Vers une relance post-COVID équitable
Le “monde d’après” Covid-19 ne sera pas tout à fait le même pour la consommation et cette crise doit être une occasion de se réinventer et de repenser certaines de nos habitudes. La crise a parfaitement illustré la fragilité de nos chaînes d’approvisionnement et a stimulé une prise de conscience sur l’origine des produits et sur le rôle prépondérant des producteurs et travailleurs d’ici et d’ailleurs pour notre système alimentaire. Espérons que cette prise de conscience et ces bonnes intentions continuent après la crise et que les consommateurs privilégieront davantage une consommation responsable tous les jours et continueront leur quête d’un système économique plus humain. Cet effort est maintenant plus que jamais, déterminant pour des millions de producteurs et travailleurs dans les pays du Sud qui ont directement souffert des conséquences pandémie Covid-19. Ils mettent aujourd’hui tout en œuvre pour pouvoir continuer à travailler et à assurer l’approvisionnement de certains de nos produits favoris – comme notre petit café du matin, notre banane du goûter ou notre pause chocolat.
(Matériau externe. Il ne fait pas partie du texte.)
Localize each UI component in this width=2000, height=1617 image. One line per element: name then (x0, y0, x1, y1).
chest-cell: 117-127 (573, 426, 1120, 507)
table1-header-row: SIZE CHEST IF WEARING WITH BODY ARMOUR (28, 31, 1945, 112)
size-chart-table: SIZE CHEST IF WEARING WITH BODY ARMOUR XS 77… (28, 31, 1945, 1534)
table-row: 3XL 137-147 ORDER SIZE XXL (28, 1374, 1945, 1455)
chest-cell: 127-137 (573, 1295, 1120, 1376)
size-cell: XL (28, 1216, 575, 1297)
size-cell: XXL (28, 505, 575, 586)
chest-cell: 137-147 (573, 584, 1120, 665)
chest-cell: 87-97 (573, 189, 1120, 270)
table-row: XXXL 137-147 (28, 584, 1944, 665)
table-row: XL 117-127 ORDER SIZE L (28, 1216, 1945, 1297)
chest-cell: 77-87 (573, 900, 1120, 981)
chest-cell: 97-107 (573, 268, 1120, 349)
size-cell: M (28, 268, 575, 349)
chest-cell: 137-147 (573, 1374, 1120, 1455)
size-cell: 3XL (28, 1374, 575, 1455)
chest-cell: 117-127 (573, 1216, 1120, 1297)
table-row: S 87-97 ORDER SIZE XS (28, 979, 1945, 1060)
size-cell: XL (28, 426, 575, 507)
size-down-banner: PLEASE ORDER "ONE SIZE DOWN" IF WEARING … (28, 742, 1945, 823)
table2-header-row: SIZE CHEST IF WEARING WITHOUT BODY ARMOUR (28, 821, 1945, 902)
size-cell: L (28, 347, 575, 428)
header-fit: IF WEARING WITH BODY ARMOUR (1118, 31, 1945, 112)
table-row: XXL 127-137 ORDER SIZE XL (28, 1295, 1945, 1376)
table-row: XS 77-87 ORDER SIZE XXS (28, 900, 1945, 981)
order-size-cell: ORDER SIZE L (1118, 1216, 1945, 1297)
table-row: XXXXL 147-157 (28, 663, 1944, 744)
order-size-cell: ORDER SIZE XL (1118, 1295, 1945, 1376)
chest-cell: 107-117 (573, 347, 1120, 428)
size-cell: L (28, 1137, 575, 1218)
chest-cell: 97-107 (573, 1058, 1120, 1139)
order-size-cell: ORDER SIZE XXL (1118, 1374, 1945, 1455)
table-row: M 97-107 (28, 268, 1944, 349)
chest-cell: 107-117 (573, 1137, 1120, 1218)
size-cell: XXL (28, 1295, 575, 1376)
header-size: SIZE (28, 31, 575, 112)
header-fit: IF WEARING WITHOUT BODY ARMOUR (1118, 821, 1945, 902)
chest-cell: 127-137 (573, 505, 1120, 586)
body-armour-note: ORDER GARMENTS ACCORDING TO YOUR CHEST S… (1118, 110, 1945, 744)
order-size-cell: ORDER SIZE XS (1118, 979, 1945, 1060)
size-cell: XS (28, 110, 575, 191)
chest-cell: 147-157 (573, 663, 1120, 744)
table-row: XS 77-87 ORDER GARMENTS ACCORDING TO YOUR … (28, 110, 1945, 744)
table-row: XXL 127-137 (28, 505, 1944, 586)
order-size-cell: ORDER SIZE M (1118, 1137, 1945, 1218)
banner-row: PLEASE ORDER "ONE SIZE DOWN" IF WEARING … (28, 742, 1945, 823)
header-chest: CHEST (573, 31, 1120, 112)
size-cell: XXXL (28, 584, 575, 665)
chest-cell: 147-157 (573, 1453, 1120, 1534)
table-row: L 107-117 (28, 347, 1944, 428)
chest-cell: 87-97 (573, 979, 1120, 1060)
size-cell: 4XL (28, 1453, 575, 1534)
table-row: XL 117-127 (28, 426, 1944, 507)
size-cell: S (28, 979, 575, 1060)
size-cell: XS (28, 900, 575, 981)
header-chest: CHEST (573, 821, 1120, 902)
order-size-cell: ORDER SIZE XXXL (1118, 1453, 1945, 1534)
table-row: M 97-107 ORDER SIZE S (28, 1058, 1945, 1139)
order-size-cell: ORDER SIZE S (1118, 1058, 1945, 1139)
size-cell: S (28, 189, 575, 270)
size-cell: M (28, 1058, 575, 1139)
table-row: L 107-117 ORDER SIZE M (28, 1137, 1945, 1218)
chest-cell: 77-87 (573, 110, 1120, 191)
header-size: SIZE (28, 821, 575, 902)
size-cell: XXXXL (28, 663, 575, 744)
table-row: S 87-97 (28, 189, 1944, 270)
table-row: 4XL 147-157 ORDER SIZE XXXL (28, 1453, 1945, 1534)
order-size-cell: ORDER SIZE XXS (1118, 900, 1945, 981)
Au niveau de la responsabilité de l’État, l’ONG Fairtrade Lëtzebuerg appelle également les décideurs politiques d’envisager lors de l’établissement des plans de relance à assurer que l’économie se « reconstruise » de manière durable et équitable. Il sera primordial de remettre l’humain au centre de nos relations commerciales et par extension, de l’économie tout entière.